Freedom is notoriously hard to measure. In the 19th Century almost everyone lived in autocratically ruled countries. Today more than half the global population lives in a democracy. “The huge majority of those living in an autocracy, 4 out of 5 live in one autocratic country: China.”
World population was around 1 billion in the year 1800 and increased seven times since then. In one sense, this is a great achievement. Better health means that humans stopped dying at the rate of our ancestors. In effect, “humanity started to win the fight against death. Global life expectancy
doubled just over the last hundred years.”
In another sense, though, population growth increased demand for resources and aggravated humanity’s impact on the environment. But population growth isn’t unlimited. Once women realize that the chances of their children dying has declined substantially they adapt and chose to have fewer children. Population growth then comes to an end.
It’s ironic that in a world where knowledge and education are improving dramatically, there is widespread abysmal ignorance about the improving state of the world. “More than 9 out of 10 people do not think that the world is getting better.

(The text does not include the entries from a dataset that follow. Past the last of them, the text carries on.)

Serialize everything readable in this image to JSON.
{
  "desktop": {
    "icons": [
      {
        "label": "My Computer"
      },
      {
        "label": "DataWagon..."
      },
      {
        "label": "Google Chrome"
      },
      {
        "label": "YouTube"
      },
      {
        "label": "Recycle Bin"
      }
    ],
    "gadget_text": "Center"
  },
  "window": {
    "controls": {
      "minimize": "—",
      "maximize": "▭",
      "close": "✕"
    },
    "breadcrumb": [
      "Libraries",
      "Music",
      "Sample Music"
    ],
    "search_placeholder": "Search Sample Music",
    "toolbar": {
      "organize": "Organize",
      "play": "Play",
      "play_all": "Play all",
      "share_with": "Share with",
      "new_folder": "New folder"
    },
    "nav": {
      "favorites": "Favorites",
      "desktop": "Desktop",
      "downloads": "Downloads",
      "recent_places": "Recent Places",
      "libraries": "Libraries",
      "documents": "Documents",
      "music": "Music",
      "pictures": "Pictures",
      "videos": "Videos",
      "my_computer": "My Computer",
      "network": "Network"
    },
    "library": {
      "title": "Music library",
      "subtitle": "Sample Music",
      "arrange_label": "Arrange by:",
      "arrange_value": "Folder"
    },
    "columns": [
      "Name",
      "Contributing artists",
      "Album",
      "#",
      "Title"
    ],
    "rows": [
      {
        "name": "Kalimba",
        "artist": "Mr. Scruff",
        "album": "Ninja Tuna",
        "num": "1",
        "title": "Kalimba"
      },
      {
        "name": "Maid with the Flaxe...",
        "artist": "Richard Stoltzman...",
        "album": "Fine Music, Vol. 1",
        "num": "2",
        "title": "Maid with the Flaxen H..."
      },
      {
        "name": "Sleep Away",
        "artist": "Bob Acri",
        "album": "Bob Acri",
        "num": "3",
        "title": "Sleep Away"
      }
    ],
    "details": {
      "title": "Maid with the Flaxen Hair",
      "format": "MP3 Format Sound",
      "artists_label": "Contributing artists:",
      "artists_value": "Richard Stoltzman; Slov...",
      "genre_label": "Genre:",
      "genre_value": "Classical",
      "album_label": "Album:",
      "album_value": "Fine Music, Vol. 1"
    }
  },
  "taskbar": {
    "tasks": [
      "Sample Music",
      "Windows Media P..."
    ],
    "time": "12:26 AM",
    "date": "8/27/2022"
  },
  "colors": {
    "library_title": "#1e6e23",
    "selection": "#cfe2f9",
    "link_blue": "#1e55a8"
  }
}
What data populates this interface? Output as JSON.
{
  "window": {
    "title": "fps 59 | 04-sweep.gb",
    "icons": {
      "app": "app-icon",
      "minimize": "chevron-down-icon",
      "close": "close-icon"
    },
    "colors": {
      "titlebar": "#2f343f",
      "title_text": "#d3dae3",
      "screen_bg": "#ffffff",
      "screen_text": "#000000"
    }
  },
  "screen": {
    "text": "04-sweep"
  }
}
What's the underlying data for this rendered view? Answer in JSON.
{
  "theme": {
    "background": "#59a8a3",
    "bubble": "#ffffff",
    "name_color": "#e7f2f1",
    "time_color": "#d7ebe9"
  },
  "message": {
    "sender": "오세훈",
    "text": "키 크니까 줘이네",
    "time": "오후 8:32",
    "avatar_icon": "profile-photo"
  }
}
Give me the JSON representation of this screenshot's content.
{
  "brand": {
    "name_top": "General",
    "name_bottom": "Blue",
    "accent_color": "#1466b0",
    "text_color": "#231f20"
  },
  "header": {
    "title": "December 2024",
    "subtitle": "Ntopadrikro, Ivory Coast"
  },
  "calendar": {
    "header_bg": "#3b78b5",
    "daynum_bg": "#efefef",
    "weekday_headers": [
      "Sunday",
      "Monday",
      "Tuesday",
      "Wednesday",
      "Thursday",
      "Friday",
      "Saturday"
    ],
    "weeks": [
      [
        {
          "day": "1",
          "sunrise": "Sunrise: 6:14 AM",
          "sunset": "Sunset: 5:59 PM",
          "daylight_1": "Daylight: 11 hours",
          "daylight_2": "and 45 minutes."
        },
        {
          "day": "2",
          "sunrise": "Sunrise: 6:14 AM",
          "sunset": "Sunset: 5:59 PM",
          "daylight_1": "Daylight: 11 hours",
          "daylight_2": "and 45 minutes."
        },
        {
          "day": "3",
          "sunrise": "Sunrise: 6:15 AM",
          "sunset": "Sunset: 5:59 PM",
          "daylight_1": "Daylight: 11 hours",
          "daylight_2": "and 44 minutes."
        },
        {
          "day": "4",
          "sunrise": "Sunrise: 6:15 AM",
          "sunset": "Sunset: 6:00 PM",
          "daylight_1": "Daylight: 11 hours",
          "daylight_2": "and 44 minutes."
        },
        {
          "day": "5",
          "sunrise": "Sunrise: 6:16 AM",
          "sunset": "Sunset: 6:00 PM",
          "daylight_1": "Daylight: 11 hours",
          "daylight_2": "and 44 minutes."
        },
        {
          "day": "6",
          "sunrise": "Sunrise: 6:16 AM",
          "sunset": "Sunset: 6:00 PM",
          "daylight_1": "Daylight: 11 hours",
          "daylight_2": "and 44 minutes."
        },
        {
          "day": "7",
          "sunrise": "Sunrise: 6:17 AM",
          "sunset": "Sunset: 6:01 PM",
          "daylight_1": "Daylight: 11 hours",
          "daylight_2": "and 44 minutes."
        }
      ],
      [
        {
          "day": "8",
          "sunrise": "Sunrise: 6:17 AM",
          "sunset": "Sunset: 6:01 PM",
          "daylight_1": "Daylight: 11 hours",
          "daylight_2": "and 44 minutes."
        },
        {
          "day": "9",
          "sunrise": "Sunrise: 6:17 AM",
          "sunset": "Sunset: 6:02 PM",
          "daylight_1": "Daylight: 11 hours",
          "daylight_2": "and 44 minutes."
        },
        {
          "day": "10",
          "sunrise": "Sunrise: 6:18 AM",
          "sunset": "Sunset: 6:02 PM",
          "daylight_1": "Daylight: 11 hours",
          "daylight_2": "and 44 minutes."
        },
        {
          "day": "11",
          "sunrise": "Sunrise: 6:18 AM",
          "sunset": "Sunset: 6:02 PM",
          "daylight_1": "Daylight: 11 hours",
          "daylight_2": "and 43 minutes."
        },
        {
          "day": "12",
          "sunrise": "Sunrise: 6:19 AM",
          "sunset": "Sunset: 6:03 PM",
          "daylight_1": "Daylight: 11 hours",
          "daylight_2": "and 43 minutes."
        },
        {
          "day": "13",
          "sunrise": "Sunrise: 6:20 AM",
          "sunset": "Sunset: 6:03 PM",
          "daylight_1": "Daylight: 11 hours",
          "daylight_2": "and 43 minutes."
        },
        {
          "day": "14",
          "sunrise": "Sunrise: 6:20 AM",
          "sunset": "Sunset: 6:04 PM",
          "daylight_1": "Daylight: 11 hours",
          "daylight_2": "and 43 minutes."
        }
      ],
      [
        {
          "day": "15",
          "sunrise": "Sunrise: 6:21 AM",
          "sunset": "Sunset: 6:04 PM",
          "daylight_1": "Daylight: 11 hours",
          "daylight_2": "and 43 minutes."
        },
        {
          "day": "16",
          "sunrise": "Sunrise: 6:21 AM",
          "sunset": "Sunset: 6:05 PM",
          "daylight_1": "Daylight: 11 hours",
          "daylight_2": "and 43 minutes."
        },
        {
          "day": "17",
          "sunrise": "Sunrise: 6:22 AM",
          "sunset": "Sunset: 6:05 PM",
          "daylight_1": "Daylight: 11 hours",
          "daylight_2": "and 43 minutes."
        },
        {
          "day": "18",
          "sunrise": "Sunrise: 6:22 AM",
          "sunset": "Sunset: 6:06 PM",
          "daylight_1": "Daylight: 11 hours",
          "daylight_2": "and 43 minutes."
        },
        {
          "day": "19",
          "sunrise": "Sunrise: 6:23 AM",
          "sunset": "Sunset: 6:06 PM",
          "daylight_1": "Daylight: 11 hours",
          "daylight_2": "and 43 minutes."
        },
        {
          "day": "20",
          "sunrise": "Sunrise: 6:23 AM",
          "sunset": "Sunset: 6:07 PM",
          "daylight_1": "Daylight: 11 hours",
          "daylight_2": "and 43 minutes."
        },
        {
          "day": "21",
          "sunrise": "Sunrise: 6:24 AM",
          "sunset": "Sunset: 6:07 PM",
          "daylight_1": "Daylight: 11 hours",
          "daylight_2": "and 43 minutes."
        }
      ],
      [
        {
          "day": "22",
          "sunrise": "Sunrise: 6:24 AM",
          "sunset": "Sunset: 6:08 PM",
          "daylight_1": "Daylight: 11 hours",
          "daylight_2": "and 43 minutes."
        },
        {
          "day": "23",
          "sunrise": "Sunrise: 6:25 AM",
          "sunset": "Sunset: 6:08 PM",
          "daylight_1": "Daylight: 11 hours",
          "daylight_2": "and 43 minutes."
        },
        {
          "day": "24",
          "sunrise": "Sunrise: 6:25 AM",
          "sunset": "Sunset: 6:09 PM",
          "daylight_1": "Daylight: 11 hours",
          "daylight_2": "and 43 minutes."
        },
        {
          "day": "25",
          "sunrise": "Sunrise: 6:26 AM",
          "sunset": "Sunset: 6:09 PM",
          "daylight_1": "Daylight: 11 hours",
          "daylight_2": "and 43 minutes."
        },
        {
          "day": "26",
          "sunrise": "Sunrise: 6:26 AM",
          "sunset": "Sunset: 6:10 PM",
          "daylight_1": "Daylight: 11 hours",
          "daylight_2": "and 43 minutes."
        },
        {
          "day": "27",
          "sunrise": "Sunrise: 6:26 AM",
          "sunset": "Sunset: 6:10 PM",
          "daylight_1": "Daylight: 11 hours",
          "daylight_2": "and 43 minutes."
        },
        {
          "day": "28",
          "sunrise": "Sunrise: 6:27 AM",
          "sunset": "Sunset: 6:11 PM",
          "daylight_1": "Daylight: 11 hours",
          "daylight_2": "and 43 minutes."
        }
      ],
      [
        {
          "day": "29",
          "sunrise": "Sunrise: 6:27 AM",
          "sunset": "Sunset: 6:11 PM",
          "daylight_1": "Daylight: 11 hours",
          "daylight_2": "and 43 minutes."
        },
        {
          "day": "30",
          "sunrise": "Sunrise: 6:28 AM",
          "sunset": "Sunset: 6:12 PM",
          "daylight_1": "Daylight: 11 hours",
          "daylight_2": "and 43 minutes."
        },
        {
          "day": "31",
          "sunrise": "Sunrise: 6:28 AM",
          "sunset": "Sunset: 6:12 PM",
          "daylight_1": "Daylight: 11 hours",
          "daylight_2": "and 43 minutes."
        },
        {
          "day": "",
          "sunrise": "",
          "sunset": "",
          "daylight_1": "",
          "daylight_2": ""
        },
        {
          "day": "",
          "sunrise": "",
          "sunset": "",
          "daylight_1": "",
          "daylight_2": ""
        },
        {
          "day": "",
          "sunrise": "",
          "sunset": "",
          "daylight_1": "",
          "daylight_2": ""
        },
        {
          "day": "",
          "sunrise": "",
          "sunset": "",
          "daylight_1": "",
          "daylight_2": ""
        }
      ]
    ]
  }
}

The media does not tell us how the world is changing, it tells us where the world is going wrong. It tends to focus on single events particularly single events that have gone bad. The result is that most people are ignorant about how the state of the world has changed. In both the U.K. and the U.S. most people think that “the share of people living in extreme poverty has increased! Two thirds in the US even think the share in extreme poverty has almost doubled.